Non-transparent investments or “savings plans” with cryptocurrencies were offered with interest rates that are not even possible in the traditional financial system. Instead of wondering how these returns were achieved, crypto-bros patted themselves on the back for having found such a good investment. However, those opaque companies that have made inroads into the decentralized financial system have had to take high risks in order to generate a return on the assets they have been given that justifies offering a “savings plan” with, say, an 8 to 12 percent interest rate. In times of zero interest rates, that sounds nice, unless you know how risk and return are related. Thus humans, who wanted to save or increase simply only their money, became unintentionally unbesichterten Kreditgeber:innen of a hochriskanten speculation machinery.
Meanwhile insolvent “DeFi” companies like Celsius or Voyager Digital gave the appearance of not being fundamentally different from the philosophy of the decentralized financial system. By now we know: They were high-risk investors who either lost the users’ money themselves or – even easier – were relieved of it by hackers. Most users were unaware of this until the insolvency. All they saw was the equivalent value of their assets, displayed on the website of the alleged DeFi company. The crypto market, which functionally very often operates closer to the social sciences than to finance, ultimately collapsed because of these companies. Even cryptocurrencies, which in themselves have no reason to drop in price, cannot withstand the social forces in a panicked market. The hype phase is now followed by a long period of reflection.
The recent case of the insolvency of the world’s second largest crypto exchange FTX and its sister company Alameda Research should bring to light the loss of customer funds of probably $8 to $10 billion. Authorities are now unraveling a scheme through which more than a million user:s and 60 investor:s were fraudulently deceived. Celebrities such as American football player Tom Brady, television personality Kevin O’Leary, and fashion model Gisele Bündchen lent their credibility to FTX in order to gain people’s trust. The assets given in trust were then invested in luxury real estate in the Bahamas, among other things, or used to plug holes in the balance sheets of the – yet not as brilliant as assumed – people behind these companies, who were able to attract some of the biggest names in the traditional financial system as investors.
The full extent of the FTX bankruptcy will only become fully apparent in the coming months to years. At the same time, the reputable elements of the crypto market, as well as public institutions that are supposed to regulate them, must now rebuild the foundations. They are now bearing the consequences of this misery without being much to blame for it.
What crypto needs in the future
So the cryptocasino is now closed again for a time. In the next few years, insolvency administrators, politicians and regulators will be busy trying to figure out how to prevent such events from happening in the future.
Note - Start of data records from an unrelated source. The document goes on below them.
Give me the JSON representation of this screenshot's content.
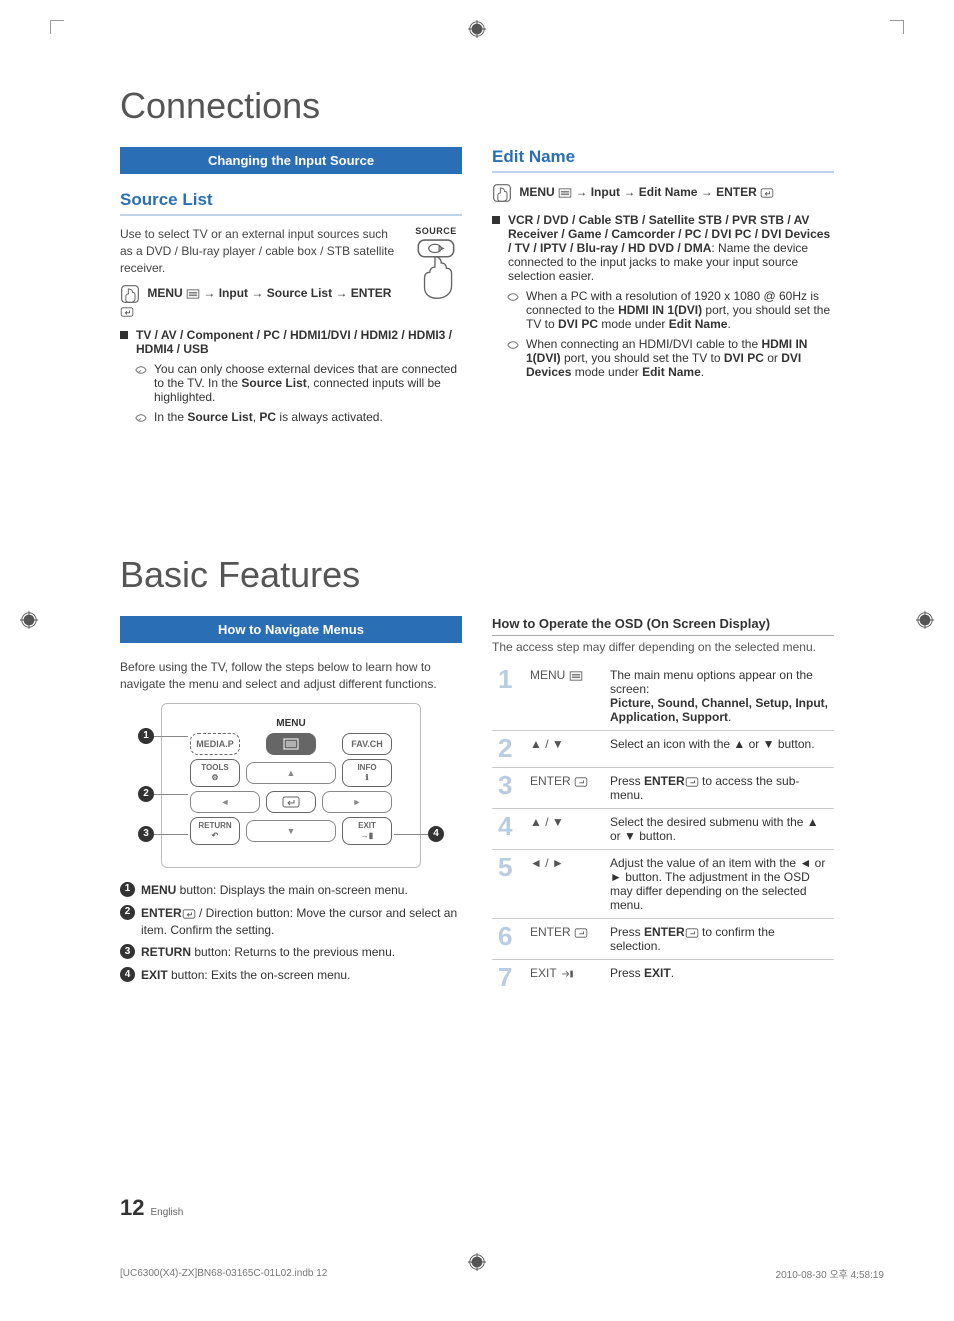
{
  "titles": {
    "connections": "Connections",
    "basic_features": "Basic Features"
  },
  "connections": {
    "pill": "Changing the Input Source",
    "source_list": {
      "heading": "Source List",
      "intro": "Use to select TV or an external input sources such as a DVD / Blu-ray player / cable box / STB satellite receiver.",
      "path": [
        "MENU",
        "→",
        "Input",
        "→",
        "Source List",
        "→",
        "ENTER"
      ],
      "source_btn_label": "SOURCE",
      "bullet_bold": "TV / AV / Component / PC / HDMI1/DVI / HDMI2 / HDMI3 / HDMI4 / USB",
      "note1_a": "You can only choose external devices that are connected to the TV. In the ",
      "note1_b": "Source List",
      "note1_c": ", connected inputs will be highlighted.",
      "note2_a": "In the ",
      "note2_b": "Source List",
      "note2_c": ", ",
      "note2_d": "PC",
      "note2_e": " is always activated."
    },
    "edit_name": {
      "heading": "Edit Name",
      "path": [
        "MENU",
        "→",
        "Input",
        "→",
        "Edit Name",
        "→",
        "ENTER"
      ],
      "bullet_bold": "VCR / DVD / Cable STB / Satellite STB / PVR STB / AV Receiver / Game / Camcorder / PC / DVI PC / DVI Devices / TV / IPTV / Blu-ray / HD DVD / DMA",
      "bullet_tail": ": Name the device connected to the input jacks to make your input source selection easier.",
      "note1_a": "When a PC with a resolution of 1920 x 1080 @ 60Hz is connected to the ",
      "note1_b": "HDMI IN 1(DVI)",
      "note1_c": " port, you should set the TV to ",
      "note1_d": "DVI PC",
      "note1_e": " mode under ",
      "note1_f": "Edit Name",
      "note1_g": ".",
      "note2_a": "When connecting an HDMI/DVI cable to the ",
      "note2_b": "HDMI IN 1(DVI)",
      "note2_c": " port, you should set the TV to ",
      "note2_d": "DVI PC",
      "note2_e": " or ",
      "note2_f": "DVI Devices",
      "note2_g": " mode under ",
      "note2_h": "Edit Name",
      "note2_i": "."
    }
  },
  "basic": {
    "pill": "How to Navigate Menus",
    "intro": "Before using the TV, follow the steps below to learn how to navigate the menu and select and adjust different functions.",
    "remote": {
      "menu_label": "MENU",
      "media_p": "MEDIA.P",
      "favch": "FAV.CH",
      "tools": "TOOLS",
      "info": "INFO",
      "return": "RETURN",
      "exit": "EXIT"
    },
    "numbered": {
      "one_a": "MENU",
      "one_b": " button: Displays the main on-screen menu.",
      "two_a": "ENTER",
      "two_b": " / Direction button: Move the cursor and select an item. Confirm the setting.",
      "three_a": "RETURN",
      "three_b": " button: Returns to the previous menu.",
      "four_a": "EXIT",
      "four_b": " button: Exits the on-screen menu."
    },
    "osd": {
      "heading": "How to Operate the OSD (On Screen Display)",
      "sub": "The access step may differ depending on the selected menu.",
      "rows": [
        {
          "n": "1",
          "key": "MENU",
          "keysym": "m",
          "text_a": "The main menu options appear on the screen:",
          "text_b": "Picture, Sound, Channel, Setup, Input, Application, Support",
          "text_c": "."
        },
        {
          "n": "2",
          "key": "▲ / ▼",
          "text_a": "Select an icon with the ▲ or ▼ button."
        },
        {
          "n": "3",
          "key": "ENTER",
          "keysym": "E",
          "text_a": "Press ",
          "text_b": "ENTER",
          "text_c": " to access the sub-menu."
        },
        {
          "n": "4",
          "key": "▲ / ▼",
          "text_a": "Select the desired submenu with the ▲ or ▼ button."
        },
        {
          "n": "5",
          "key": "◄ / ►",
          "text_a": "Adjust the value of an item with the ◄ or ► button. The adjustment in the OSD may differ depending on the selected menu."
        },
        {
          "n": "6",
          "key": "ENTER",
          "keysym": "E",
          "text_a": "Press ",
          "text_b": "ENTER",
          "text_c": " to confirm the selection."
        },
        {
          "n": "7",
          "key": "EXIT",
          "keysym": "→",
          "text_a": "Press ",
          "text_b": "EXIT",
          "text_c": "."
        }
      ]
    }
  },
  "footer": {
    "file": "[UC6300(X4)-ZX]BN68-03165C-01L02.indb   12",
    "date": "2010-08-30   오후 4:58:19",
    "pagenum": "12",
    "lang": "English"
  }
}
Regulation cannot solve all problems, of course, but it can create a floor that makes such activities much more difficult.
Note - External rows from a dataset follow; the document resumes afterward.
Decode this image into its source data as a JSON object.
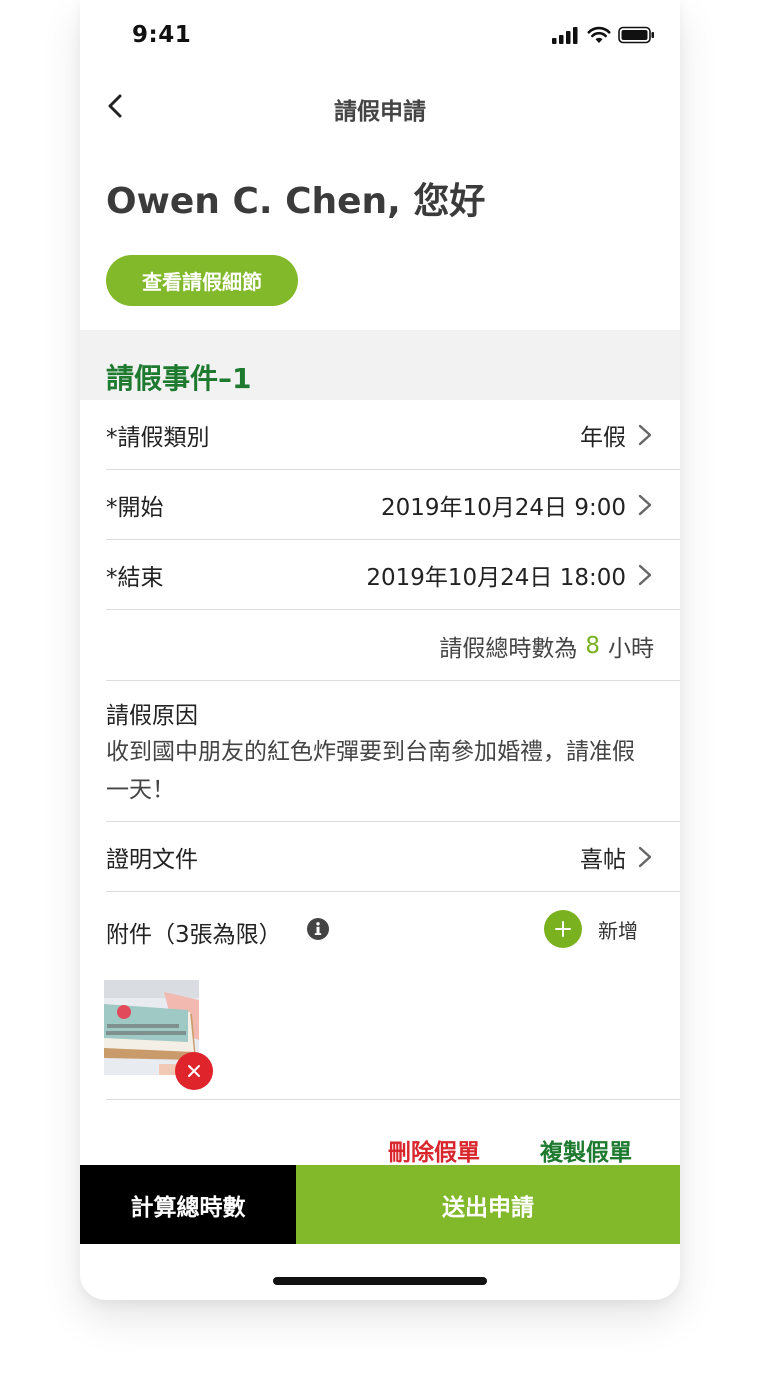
{
  "status_bar": {
    "time": "9:41",
    "icons": [
      "signal-icon",
      "wifi-icon",
      "battery-icon"
    ]
  },
  "nav": {
    "title": "請假申請",
    "back_icon": "chevron-left-icon"
  },
  "greeting": "Owen C. Chen, 您好",
  "view_details_label": "查看請假細節",
  "section_title": "請假事件–1",
  "fields": {
    "leave_type": {
      "label": "*請假類別",
      "value": "年假"
    },
    "start": {
      "label": "*開始",
      "value": "2019年10月24日 9:00"
    },
    "end": {
      "label": "*結束",
      "value": "2019年10月24日 18:00"
    },
    "total": {
      "prefix": "請假總時數為",
      "hours": "8",
      "suffix": "小時"
    },
    "reason": {
      "label": "請假原因",
      "text": "收到國中朋友的紅色炸彈要到台南參加婚禮，請准假一天！"
    },
    "proof": {
      "label": "證明文件",
      "value": "喜帖"
    },
    "attachments": {
      "label": "附件（3張為限）",
      "add_label": "新增"
    }
  },
  "actions": {
    "delete_label": "刪除假單",
    "copy_label": "複製假單"
  },
  "bottom_bar": {
    "calc_label": "計算總時數",
    "submit_label": "送出申請"
  },
  "colors": {
    "accent_green": "#82b92b",
    "title_green": "#1d7a2e",
    "danger_red": "#d8262c"
  }
}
The traditional financial system is also highly regulated because a certain amount of expertise is required to invest assets. It is regulated because negative actors can do great harm to a market and the people in it. And it is highly regulated because there will always be people who want to exploit others’ lack of know-how for their own benefit. Financial education, which has been neglected in the school systems of many countries in recent decades, while actually becoming more and more important, also helps against this. The graduates of these schools now have to pay for their education out of their own savings in real life.
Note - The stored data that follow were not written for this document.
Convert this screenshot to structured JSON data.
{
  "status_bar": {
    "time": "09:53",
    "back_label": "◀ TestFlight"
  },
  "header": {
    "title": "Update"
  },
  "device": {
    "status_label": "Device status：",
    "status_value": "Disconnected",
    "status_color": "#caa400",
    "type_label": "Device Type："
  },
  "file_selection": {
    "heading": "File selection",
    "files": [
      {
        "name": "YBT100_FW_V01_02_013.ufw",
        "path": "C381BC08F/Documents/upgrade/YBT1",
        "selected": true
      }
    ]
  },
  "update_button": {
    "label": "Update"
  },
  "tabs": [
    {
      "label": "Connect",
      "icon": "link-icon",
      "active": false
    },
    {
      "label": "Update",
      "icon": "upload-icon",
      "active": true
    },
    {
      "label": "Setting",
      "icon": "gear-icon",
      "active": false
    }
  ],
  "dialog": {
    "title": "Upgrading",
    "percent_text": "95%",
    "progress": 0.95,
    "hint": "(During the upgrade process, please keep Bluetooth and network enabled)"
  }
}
It is to be hoped that important lessons will be learned from these events and that, despite all the adversities, this fledgling market can one day develop into a serious economic sector that offers people better financial inclusion and more opportunities. In any case, reliance on institutions is not necessary for this to happen. What is needed is for the crypto market to be taken seriously and for more emphasis to be placed on education in the future – making it easier to separate the wheat from the chaff.